Schon im erstinstanzlichen Verfahren vor der Staatsanwaltschaft hatten die Beschwerdeführerinnen im Rahmen ihrer Strafanzeige ausreichend Gelegenheit, der verfahrensleitenden Strafbehörde die allfällige Notwendigkeit von geheimen Untersuchungs- oder von vorsorglichen Sicherungsmassnahmen (etwa einer Beschlagnahmeverfügung) darzulegen. Weder hat die Staatsanwaltschaft entsprechende Sicherungsmassnahmen verfügt, noch hat sie eine Strafuntersuchung gegen den Angezeigten eröffnet. Vielmehr hat sie die Strafanzeige mittels Nichtanhandnahmeverfügung erledigt. In ihrer Begründung legte sie dar, dass sich aus der Strafanzeige keine deliktische Herkunft von Vermögenswerten auf einem Bankkonto in der Schweiz ableiten lasse. Nachdem die Strafanzeigerinnen gegen die erfolgte Nichtanhandnahmeverfügung Beschwerde erhoben haben, muss der direkt betroffene Beschuldigte und private Beschwerdegegner – spätestens in diesem Verfahrensstadium – seine von Verfassung und Gesetz gewährleisteten Parteirechte ausüben können (Art. 390 Abs. 2 StPO; Art. 29 Abs. 2 BV). Zwar machen die Beschwerdeführerinnen geltend, die Nichtanhandnahmeverfügung sei zu Unrecht erfolgt und es bestehe die Gefahr, dass strafprozessuale Sicherungsmassnahmen zu spät kämen.

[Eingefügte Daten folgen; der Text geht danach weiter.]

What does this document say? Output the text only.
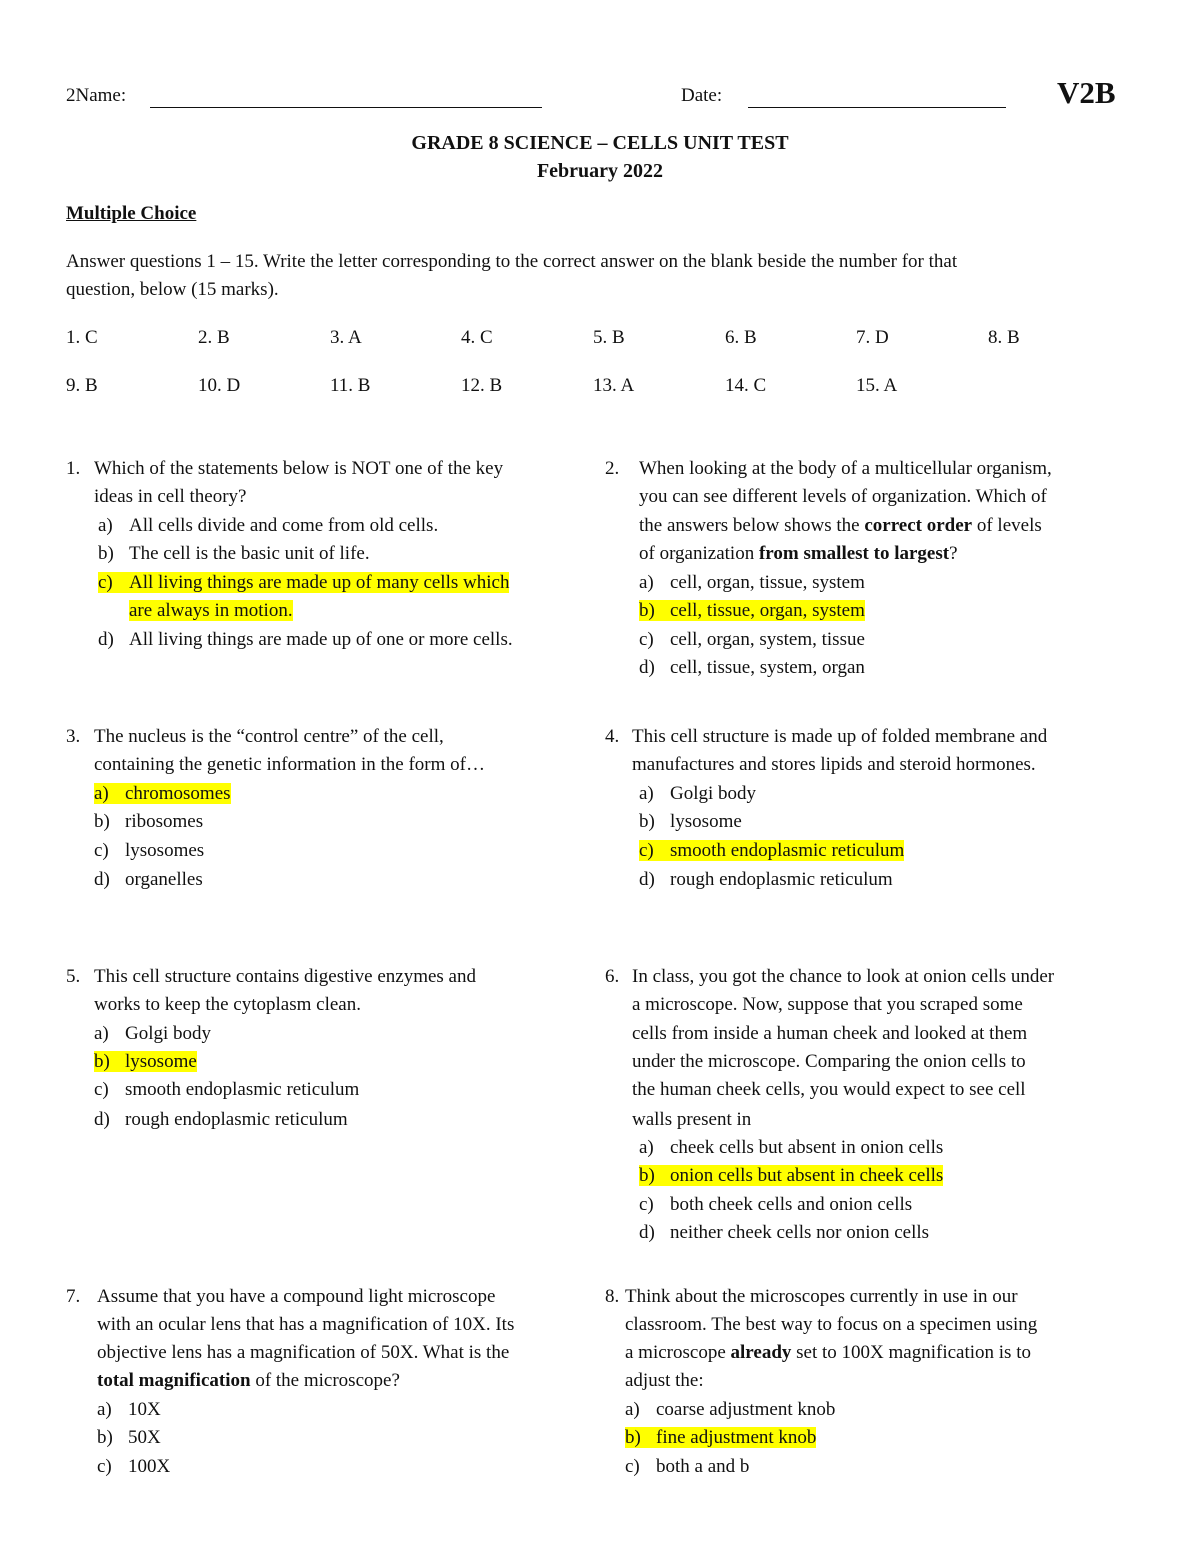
2Name:	Date:	V2B
GRADE 8 SCIENCE – CELLS UNIT TEST
February 2022
Multiple Choice
Answer questions 1 – 15. Write the letter corresponding to the correct answer on the blank beside the number for that
question, below (15 marks).
1. C	2. B	3. A	4. C	5. B	6. B	7. D	8. B
9. B	10. D	11. B	12. B	13. A	14. C	15. A
1. Which of the statements below is NOT one of the key
ideas in cell theory?
a) All cells divide and come from old cells.
b) The cell is the basic unit of life.
c) All living things are made up of many cells which
are always in motion.
d) All living things are made up of one or more cells.
2. When looking at the body of a multicellular organism,
you can see different levels of organization. Which of
the answers below shows the correct order of levels
of organization from smallest to largest?
a) cell, organ, tissue, system
b) cell, tissue, organ, system
c) cell, organ, system, tissue
d) cell, tissue, system, organ
3. The nucleus is the “control centre” of the cell,
containing the genetic information in the form of…
a) chromosomes
b) ribosomes
c) lysosomes
d) organelles
4. This cell structure is made up of folded membrane and
manufactures and stores lipids and steroid hormones.
a) Golgi body
b) lysosome
c) smooth endoplasmic reticulum
d) rough endoplasmic reticulum
5. This cell structure contains digestive enzymes and
works to keep the cytoplasm clean.
a) Golgi body
b) lysosome
c) smooth endoplasmic reticulum
d) rough endoplasmic reticulum
6. In class, you got the chance to look at onion cells under
a microscope. Now, suppose that you scraped some
cells from inside a human cheek and looked at them
under the microscope. Comparing the onion cells to
the human cheek cells, you would expect to see cell
walls present in
a) cheek cells but absent in onion cells
b) onion cells but absent in cheek cells
c) both cheek cells and onion cells
d) neither cheek cells nor onion cells
7. Assume that you have a compound light microscope
with an ocular lens that has a magnification of 10X. Its
objective lens has a magnification of 50X. What is the
total magnification of the microscope?
a) 10X
b) 50X
c) 100X
8. Think about the microscopes currently in use in our
classroom. The best way to focus on a specimen using
a microscope already set to 100X magnification is to
adjust the:
a) coarse adjustment knob
b) fine adjustment knob
c) both a and b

Diese Vorbringen lassen den angefochtenen prozessleitenden Entscheid des Obergerichtes jedoch nicht als bundesrechtswidrig erscheinen:
Die Vorbringen der Beschwerdeführerinnen rechtfertigen kein Geheimverfahren gegen den Beschuldigten und keine Ausschaltung seiner Parteirechte. Bei ihrer Behauptung, dieser habe sich der Geldwäscherei schuldig gemacht, handelt es sich zunächst um ihren Parteistandpunkt, der von der Staatsanwaltschaft erstinstanzlich bereits verworfen wurde und der im parteiöffentlichen kontradiktorischen StPO-Beschwerdeverfahren – soweit auf die vorinstanzliche Beschwerde überhaupt einzutreten sein wird – vom Obergericht erst noch zu prüfen wäre. Überdies stünde es den Beschwerdeführerinnen nötigenfalls frei, auch bei der vorinstanzlichen Verfahrensleitung zu beantragen, diese habe “superprovisorisch” (ohne zuvor eine Stellungnahme des angezeigten Beschwerdegegners einzuholen) eine strafprozessuale Sicherungsmassnahme (etwa eine provisorische Einziehungsbeschlagnahme bzw. Kontensperre) zu verfügen (Art. 388 i.V.m. Art. 263 Abs. 1 lit. d StPO). Ein ablehnender Entscheid über entsprechende Anträge auf  vorsorgliche Massnahmen bildet nicht Gegenstand der angefochtenen Verfügung. Wie den Akten zu entnehmen ist, haben die Beschwerdeführerinnen auch in ihrer Beschwerdeschrift vom 10. April 2017 an das Obergericht keinen solchen Verfahrensantrag gestellt. Insoweit gehen ihre Vorbringen, insbesondere zu ihrem “Sicherungsanspruch” gestützt auf Art. 263 Abs. 1 StPO, am Gegenstand des angefochtenen  prozessleitenden Entscheides (Art. 390 Abs. 2 StPO) vorbei. In der vorliegenden Konstellation rechtfertigt sich somit auch keine Einschränkung der Gehörs- und Parteirechte wegen akuter Rechtsmissbrauchsgefahr oder überwiegenden Privatinteressen der Beschwerdeführerinnen (Art. 108 Abs. 1 StPO) [E. 3.2].